Google’s infrastructure as a fallback. If you do not want to self-host, the same model weights are available through Vertex AI with managed scaling — so you can prototype locally and deploy to production without rewriting your code.

That combination — multimodal, long context, genuinely free license, managed cloud available — is narrow enough to make Gemma 4 the default starting point for new small-business AI projects, not the last step.

What you should do this week

For most Appalachian small businesses, the right move is not to download a 40 GB model file tonight. The right moves are quieter.

Ask your current AI vendors what they are doing with Gemma 4. Any AI-powered tool you pay for — booking assistants, review responders, inventory predictors — should have a credible answer. “We are evaluating it” is fine. “We had not heard of it” is a warning sign about how closely that vendor tracks the space.
Audit what you pay per month for AI features. Write down every AI-powered tool with a subscription. Note the monthly spend. In six months, compare. If nothing has dropped or expanded in capability, your vendors are not passing along the savings — and you have leverage.
Flag any use case where data privacy blocks adoption. If you have held off on AI for a specific workflow because you did not want customer data going to an outside API, that workflow is now viable on-device. Write it down. The tooling to build it will get cheaper every month from here.
Do not rebuild what already works. If a paid tool is doing the job well, the existence of a free model underneath it is not a reason to switch. The reason to switch is price, capability, or data control — not novelty.
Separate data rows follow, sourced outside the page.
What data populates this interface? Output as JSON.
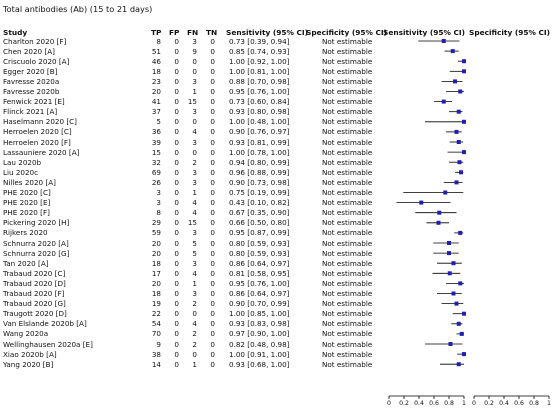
{
  "title": "Total antibodies (Ab) (15 to 21 days)",
  "headers": {
    "study": "Study",
    "tp": "TP",
    "fp": "FP",
    "fn": "FN",
    "tn": "TN",
    "sens": "Sensitivity (95% CI)",
    "spec": "Specificity (95% CI)",
    "plot_sens": "Sensitivity (95% CI)",
    "plot_spec": "Specificity (95% CI)"
  },
  "chart_data": {
    "type": "forest",
    "title": "Total antibodies (Ab) (15 to 21 days)",
    "x_ticks": [
      "0",
      "0.2",
      "0.4",
      "0.6",
      "0.8",
      "1"
    ],
    "xlim": [
      0,
      1
    ],
    "marker_color": "#1f1fb4",
    "studies": [
      {
        "study": "Charlton 2020 [F]",
        "tp": 8,
        "fp": 0,
        "fn": 3,
        "tn": 0,
        "sens": 0.73,
        "lo": 0.39,
        "hi": 0.94,
        "sens_text": "0.73 [0.39, 0.94]",
        "spec_text": "Not estimable"
      },
      {
        "study": "Chen 2020 [A]",
        "tp": 51,
        "fp": 0,
        "fn": 9,
        "tn": 0,
        "sens": 0.85,
        "lo": 0.74,
        "hi": 0.93,
        "sens_text": "0.85 [0.74, 0.93]",
        "spec_text": "Not estimable"
      },
      {
        "study": "Criscuolo 2020 [A]",
        "tp": 46,
        "fp": 0,
        "fn": 0,
        "tn": 0,
        "sens": 1.0,
        "lo": 0.92,
        "hi": 1.0,
        "sens_text": "1.00 [0.92, 1.00]",
        "spec_text": "Not estimable"
      },
      {
        "study": "Egger 2020 [B]",
        "tp": 18,
        "fp": 0,
        "fn": 0,
        "tn": 0,
        "sens": 1.0,
        "lo": 0.81,
        "hi": 1.0,
        "sens_text": "1.00 [0.81, 1.00]",
        "spec_text": "Not estimable"
      },
      {
        "study": "Favresse 2020a",
        "tp": 23,
        "fp": 0,
        "fn": 3,
        "tn": 0,
        "sens": 0.88,
        "lo": 0.7,
        "hi": 0.98,
        "sens_text": "0.88 [0.70, 0.98]",
        "spec_text": "Not estimable"
      },
      {
        "study": "Favresse 2020b",
        "tp": 20,
        "fp": 0,
        "fn": 1,
        "tn": 0,
        "sens": 0.95,
        "lo": 0.76,
        "hi": 1.0,
        "sens_text": "0.95 [0.76, 1.00]",
        "spec_text": "Not estimable"
      },
      {
        "study": "Fenwick 2021 [E]",
        "tp": 41,
        "fp": 0,
        "fn": 15,
        "tn": 0,
        "sens": 0.73,
        "lo": 0.6,
        "hi": 0.84,
        "sens_text": "0.73 [0.60, 0.84]",
        "spec_text": "Not estimable"
      },
      {
        "study": "Flinck 2021 [A]",
        "tp": 37,
        "fp": 0,
        "fn": 3,
        "tn": 0,
        "sens": 0.93,
        "lo": 0.8,
        "hi": 0.98,
        "sens_text": "0.93 [0.80, 0.98]",
        "spec_text": "Not estimable"
      },
      {
        "study": "Haselmann 2020 [C]",
        "tp": 5,
        "fp": 0,
        "fn": 0,
        "tn": 0,
        "sens": 1.0,
        "lo": 0.48,
        "hi": 1.0,
        "sens_text": "1.00 [0.48, 1.00]",
        "spec_text": "Not estimable"
      },
      {
        "study": "Herroelen 2020 [C]",
        "tp": 36,
        "fp": 0,
        "fn": 4,
        "tn": 0,
        "sens": 0.9,
        "lo": 0.76,
        "hi": 0.97,
        "sens_text": "0.90 [0.76, 0.97]",
        "spec_text": "Not estimable"
      },
      {
        "study": "Herroelen 2020 [F]",
        "tp": 39,
        "fp": 0,
        "fn": 3,
        "tn": 0,
        "sens": 0.93,
        "lo": 0.81,
        "hi": 0.99,
        "sens_text": "0.93 [0.81, 0.99]",
        "spec_text": "Not estimable"
      },
      {
        "study": "Lassauniere 2020 [A]",
        "tp": 15,
        "fp": 0,
        "fn": 0,
        "tn": 0,
        "sens": 1.0,
        "lo": 0.78,
        "hi": 1.0,
        "sens_text": "1.00 [0.78, 1.00]",
        "spec_text": "Not estimable"
      },
      {
        "study": "Lau 2020b",
        "tp": 32,
        "fp": 0,
        "fn": 2,
        "tn": 0,
        "sens": 0.94,
        "lo": 0.8,
        "hi": 0.99,
        "sens_text": "0.94 [0.80, 0.99]",
        "spec_text": "Not estimable"
      },
      {
        "study": "Liu 2020c",
        "tp": 69,
        "fp": 0,
        "fn": 3,
        "tn": 0,
        "sens": 0.96,
        "lo": 0.88,
        "hi": 0.99,
        "sens_text": "0.96 [0.88, 0.99]",
        "spec_text": "Not estimable"
      },
      {
        "study": "Nilles 2020 [A]",
        "tp": 26,
        "fp": 0,
        "fn": 3,
        "tn": 0,
        "sens": 0.9,
        "lo": 0.73,
        "hi": 0.98,
        "sens_text": "0.90 [0.73, 0.98]",
        "spec_text": "Not estimable"
      },
      {
        "study": "PHE 2020 [C]",
        "tp": 3,
        "fp": 0,
        "fn": 1,
        "tn": 0,
        "sens": 0.75,
        "lo": 0.19,
        "hi": 0.99,
        "sens_text": "0.75 [0.19, 0.99]",
        "spec_text": "Not estimable"
      },
      {
        "study": "PHE 2020 [E]",
        "tp": 3,
        "fp": 0,
        "fn": 4,
        "tn": 0,
        "sens": 0.43,
        "lo": 0.1,
        "hi": 0.82,
        "sens_text": "0.43 [0.10, 0.82]",
        "spec_text": "Not estimable"
      },
      {
        "study": "PHE 2020 [F]",
        "tp": 8,
        "fp": 0,
        "fn": 4,
        "tn": 0,
        "sens": 0.67,
        "lo": 0.35,
        "hi": 0.9,
        "sens_text": "0.67 [0.35, 0.90]",
        "spec_text": "Not estimable"
      },
      {
        "study": "Pickering 2020 [H]",
        "tp": 29,
        "fp": 0,
        "fn": 15,
        "tn": 0,
        "sens": 0.66,
        "lo": 0.5,
        "hi": 0.8,
        "sens_text": "0.66 [0.50, 0.80]",
        "spec_text": "Not estimable"
      },
      {
        "study": "Rijkers 2020",
        "tp": 59,
        "fp": 0,
        "fn": 3,
        "tn": 0,
        "sens": 0.95,
        "lo": 0.87,
        "hi": 0.99,
        "sens_text": "0.95 [0.87, 0.99]",
        "spec_text": "Not estimable"
      },
      {
        "study": "Schnurra 2020 [A]",
        "tp": 20,
        "fp": 0,
        "fn": 5,
        "tn": 0,
        "sens": 0.8,
        "lo": 0.59,
        "hi": 0.93,
        "sens_text": "0.80 [0.59, 0.93]",
        "spec_text": "Not estimable"
      },
      {
        "study": "Schnurra 2020 [G]",
        "tp": 20,
        "fp": 0,
        "fn": 5,
        "tn": 0,
        "sens": 0.8,
        "lo": 0.59,
        "hi": 0.93,
        "sens_text": "0.80 [0.59, 0.93]",
        "spec_text": "Not estimable"
      },
      {
        "study": "Tan 2020 [A]",
        "tp": 18,
        "fp": 0,
        "fn": 3,
        "tn": 0,
        "sens": 0.86,
        "lo": 0.64,
        "hi": 0.97,
        "sens_text": "0.86 [0.64, 0.97]",
        "spec_text": "Not estimable"
      },
      {
        "study": "Trabaud 2020 [C]",
        "tp": 17,
        "fp": 0,
        "fn": 4,
        "tn": 0,
        "sens": 0.81,
        "lo": 0.58,
        "hi": 0.95,
        "sens_text": "0.81 [0.58, 0.95]",
        "spec_text": "Not estimable"
      },
      {
        "study": "Trabaud 2020 [D]",
        "tp": 20,
        "fp": 0,
        "fn": 1,
        "tn": 0,
        "sens": 0.95,
        "lo": 0.76,
        "hi": 1.0,
        "sens_text": "0.95 [0.76, 1.00]",
        "spec_text": "Not estimable"
      },
      {
        "study": "Trabaud 2020 [F]",
        "tp": 18,
        "fp": 0,
        "fn": 3,
        "tn": 0,
        "sens": 0.86,
        "lo": 0.64,
        "hi": 0.97,
        "sens_text": "0.86 [0.64, 0.97]",
        "spec_text": "Not estimable"
      },
      {
        "study": "Trabaud 2020 [G]",
        "tp": 19,
        "fp": 0,
        "fn": 2,
        "tn": 0,
        "sens": 0.9,
        "lo": 0.7,
        "hi": 0.99,
        "sens_text": "0.90 [0.70, 0.99]",
        "spec_text": "Not estimable"
      },
      {
        "study": "Traugott 2020 [D]",
        "tp": 22,
        "fp": 0,
        "fn": 0,
        "tn": 0,
        "sens": 1.0,
        "lo": 0.85,
        "hi": 1.0,
        "sens_text": "1.00 [0.85, 1.00]",
        "spec_text": "Not estimable"
      },
      {
        "study": "Van Elslande 2020b [A]",
        "tp": 54,
        "fp": 0,
        "fn": 4,
        "tn": 0,
        "sens": 0.93,
        "lo": 0.83,
        "hi": 0.98,
        "sens_text": "0.93 [0.83, 0.98]",
        "spec_text": "Not estimable"
      },
      {
        "study": "Wang 2020a",
        "tp": 70,
        "fp": 0,
        "fn": 2,
        "tn": 0,
        "sens": 0.97,
        "lo": 0.9,
        "hi": 1.0,
        "sens_text": "0.97 [0.90, 1.00]",
        "spec_text": "Not estimable"
      },
      {
        "study": "Wellinghausen 2020a [E]",
        "tp": 9,
        "fp": 0,
        "fn": 2,
        "tn": 0,
        "sens": 0.82,
        "lo": 0.48,
        "hi": 0.98,
        "sens_text": "0.82 [0.48, 0.98]",
        "spec_text": "Not estimable"
      },
      {
        "study": "Xiao 2020b [A]",
        "tp": 38,
        "fp": 0,
        "fn": 0,
        "tn": 0,
        "sens": 1.0,
        "lo": 0.91,
        "hi": 1.0,
        "sens_text": "1.00 [0.91, 1.00]",
        "spec_text": "Not estimable"
      },
      {
        "study": "Yang 2020 [B]",
        "tp": 14,
        "fp": 0,
        "fn": 1,
        "tn": 0,
        "sens": 0.93,
        "lo": 0.68,
        "hi": 1.0,
        "sens_text": "0.93 [0.68, 1.00]",
        "spec_text": "Not estimable"
      }
    ]
  }
}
If you want to talk through where a local or open model might fit in your workflow — or where it probably does not — get in touch. We help small businesses in the region sort through what is actually useful from what is just loud.

The bottom line

Gemma 4 is not going to replace ChatGPT for a business owner drafting an email. It is going to do something quieter and more durable: it sets a new floor on what “basic AI” costs, and it takes away the license excuses for vendors who wanted to keep AI features in a premium tier. The ripple effects will show up in your subscription invoices over the next twelve months, not in a flashy launch.

Free does not mean effortless. But it does change the math, and for small businesses watching every line item, that matters.